Most "AI on your data" tools have a ceiling. The model doesn't know what your schema means, doesn't understand your internal terminology, and surfaces findings that are generically correct but contextually wrong.

Fine-tuning is how you close that gap.

DecisionBox Fine-Tuning lets you train an open-source base model on your own schema, your own terminology, and the analysis patterns that actually matter for your business.

Training runs on your GPUs, inside your network. Combined with Ollama, zero bytes ever leave your environment — from the first query to the final finding.

Three steps: pick an open-source base model → train it on your data → run it inside your network.

A fine-tuned 14B model running on your own hardware can match Claude or GPT-4 for your specific task at a fraction of the cost. When you're running hundreds of queries per discovery, that math matters

Happy to answer questions here on the product, the architecture, or anything else.

Can Abacigil

Hey Product Hunt, Can (CTO) is also here,


Quick note on who this feature is for, because it's not everyone.

If you're running a handful of discoveries a month, stay on Claude or GPT. The economics don't make sense.

Fine-tuning is for the companies already running DecisionBox at real volume. Hundreds of discoveries a month, big warehouses, token bills starting to hurt. At that point you have two problems: cost per run keeps going up, and your agent still doesn't really know your schema on discovery number 500.
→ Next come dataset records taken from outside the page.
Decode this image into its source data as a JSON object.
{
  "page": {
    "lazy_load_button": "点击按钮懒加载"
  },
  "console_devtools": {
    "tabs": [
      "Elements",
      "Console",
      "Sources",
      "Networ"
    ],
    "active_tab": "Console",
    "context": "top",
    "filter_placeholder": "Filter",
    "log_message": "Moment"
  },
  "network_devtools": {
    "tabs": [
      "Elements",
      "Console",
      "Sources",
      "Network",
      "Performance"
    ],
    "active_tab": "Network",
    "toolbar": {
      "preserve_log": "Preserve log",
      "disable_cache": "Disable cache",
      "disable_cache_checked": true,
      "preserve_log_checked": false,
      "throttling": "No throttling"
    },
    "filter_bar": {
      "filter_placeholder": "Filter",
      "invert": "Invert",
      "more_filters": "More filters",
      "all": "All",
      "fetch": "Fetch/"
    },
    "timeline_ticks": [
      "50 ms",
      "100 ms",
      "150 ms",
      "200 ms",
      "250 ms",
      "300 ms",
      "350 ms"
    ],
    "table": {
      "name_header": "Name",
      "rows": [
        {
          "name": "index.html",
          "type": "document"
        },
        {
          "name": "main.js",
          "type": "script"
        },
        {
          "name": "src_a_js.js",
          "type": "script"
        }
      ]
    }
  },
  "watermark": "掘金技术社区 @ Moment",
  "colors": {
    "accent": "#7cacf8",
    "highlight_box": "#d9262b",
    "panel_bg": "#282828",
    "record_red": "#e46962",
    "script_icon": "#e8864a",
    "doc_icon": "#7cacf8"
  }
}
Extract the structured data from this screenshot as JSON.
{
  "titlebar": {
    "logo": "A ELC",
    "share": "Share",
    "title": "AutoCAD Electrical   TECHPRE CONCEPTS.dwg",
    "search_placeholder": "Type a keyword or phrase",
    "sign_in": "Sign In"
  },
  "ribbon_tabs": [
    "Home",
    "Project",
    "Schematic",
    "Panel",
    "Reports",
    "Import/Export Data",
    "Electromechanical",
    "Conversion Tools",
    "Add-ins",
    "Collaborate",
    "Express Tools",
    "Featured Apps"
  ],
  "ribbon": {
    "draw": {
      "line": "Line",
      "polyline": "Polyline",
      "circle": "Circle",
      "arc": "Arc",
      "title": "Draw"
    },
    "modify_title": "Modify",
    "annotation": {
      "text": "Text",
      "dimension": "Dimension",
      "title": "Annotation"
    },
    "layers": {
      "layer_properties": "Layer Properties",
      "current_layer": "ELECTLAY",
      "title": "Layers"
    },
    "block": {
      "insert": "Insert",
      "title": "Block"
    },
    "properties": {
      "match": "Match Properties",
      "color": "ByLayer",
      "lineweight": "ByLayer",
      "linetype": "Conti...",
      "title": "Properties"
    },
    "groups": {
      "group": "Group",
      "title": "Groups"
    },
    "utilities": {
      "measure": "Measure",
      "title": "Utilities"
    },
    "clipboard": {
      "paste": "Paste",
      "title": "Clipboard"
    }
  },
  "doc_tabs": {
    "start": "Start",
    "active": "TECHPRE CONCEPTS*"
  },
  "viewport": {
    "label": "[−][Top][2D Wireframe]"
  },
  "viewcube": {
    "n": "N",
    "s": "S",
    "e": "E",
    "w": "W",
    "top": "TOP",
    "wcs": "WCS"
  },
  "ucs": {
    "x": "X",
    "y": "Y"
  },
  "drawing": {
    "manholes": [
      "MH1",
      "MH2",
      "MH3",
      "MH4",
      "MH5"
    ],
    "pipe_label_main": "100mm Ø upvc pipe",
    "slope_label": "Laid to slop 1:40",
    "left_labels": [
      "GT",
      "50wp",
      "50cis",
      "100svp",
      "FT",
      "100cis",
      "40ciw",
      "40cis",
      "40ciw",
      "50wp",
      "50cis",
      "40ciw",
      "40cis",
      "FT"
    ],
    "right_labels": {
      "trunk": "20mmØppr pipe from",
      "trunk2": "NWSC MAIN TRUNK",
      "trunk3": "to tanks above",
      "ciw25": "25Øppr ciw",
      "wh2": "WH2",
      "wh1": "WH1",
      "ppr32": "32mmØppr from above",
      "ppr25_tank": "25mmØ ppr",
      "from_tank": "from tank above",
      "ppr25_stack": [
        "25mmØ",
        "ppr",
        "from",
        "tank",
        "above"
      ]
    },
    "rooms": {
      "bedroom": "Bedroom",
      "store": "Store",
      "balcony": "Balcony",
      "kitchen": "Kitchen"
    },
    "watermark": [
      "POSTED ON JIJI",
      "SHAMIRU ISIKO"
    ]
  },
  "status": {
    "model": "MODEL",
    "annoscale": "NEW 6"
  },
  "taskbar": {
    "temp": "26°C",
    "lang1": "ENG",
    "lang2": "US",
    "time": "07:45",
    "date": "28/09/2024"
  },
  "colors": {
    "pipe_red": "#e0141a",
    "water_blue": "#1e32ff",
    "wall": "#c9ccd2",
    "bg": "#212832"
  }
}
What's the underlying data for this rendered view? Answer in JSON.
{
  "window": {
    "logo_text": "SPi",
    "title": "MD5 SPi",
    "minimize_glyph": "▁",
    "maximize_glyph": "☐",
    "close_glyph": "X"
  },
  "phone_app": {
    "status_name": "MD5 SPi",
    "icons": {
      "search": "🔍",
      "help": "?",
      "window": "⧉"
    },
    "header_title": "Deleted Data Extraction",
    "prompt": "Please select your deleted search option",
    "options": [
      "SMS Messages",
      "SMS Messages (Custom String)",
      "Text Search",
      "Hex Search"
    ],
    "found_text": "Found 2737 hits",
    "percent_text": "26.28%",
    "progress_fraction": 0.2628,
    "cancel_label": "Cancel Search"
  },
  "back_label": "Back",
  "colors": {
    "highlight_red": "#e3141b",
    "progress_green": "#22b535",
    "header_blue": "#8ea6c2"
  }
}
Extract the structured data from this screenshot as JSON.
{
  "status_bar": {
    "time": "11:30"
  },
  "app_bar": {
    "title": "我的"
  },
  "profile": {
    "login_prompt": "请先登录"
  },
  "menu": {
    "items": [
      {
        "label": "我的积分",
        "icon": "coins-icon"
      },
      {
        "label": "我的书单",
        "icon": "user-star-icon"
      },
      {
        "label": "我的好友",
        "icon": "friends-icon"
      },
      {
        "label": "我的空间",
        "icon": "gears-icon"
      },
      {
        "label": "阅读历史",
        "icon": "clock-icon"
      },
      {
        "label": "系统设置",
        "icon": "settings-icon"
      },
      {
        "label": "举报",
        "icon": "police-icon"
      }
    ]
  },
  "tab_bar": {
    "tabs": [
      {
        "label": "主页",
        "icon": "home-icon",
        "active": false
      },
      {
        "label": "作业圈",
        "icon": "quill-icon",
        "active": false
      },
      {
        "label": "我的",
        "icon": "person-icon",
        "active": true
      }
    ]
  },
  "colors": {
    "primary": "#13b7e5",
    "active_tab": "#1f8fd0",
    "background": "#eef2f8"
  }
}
What DecisionBox already captures solves both. Every query, every SQL error and its fix, every validated insight, every thumbs-up from your team. Structured, labeled, verified against your warehouse. Not scraped, not synthetic - your actual runs.

Export it, train an open model (Llama, Mistral, Qwen, whatever), and you get something a generic frontier model can't give you: a small model that actually knows your warehouse schema, your dialect quirks, and what your team cares about. Run it on your own hardware. Frontier API latency and cost, gone.

A couple of places this pays off:

A customer had six tables named some variant of "orders", three deprecated. Claude was guessing and wasting 20% of runs on dead tables. A model trained on their successful runs stops doing that.

Same customer kept hitting the same Redshift date math quirk on every discovery. The agent self-healed every time, but it cost tokens and minutes. After fine-tuning on the fix history, the error class just disappeared.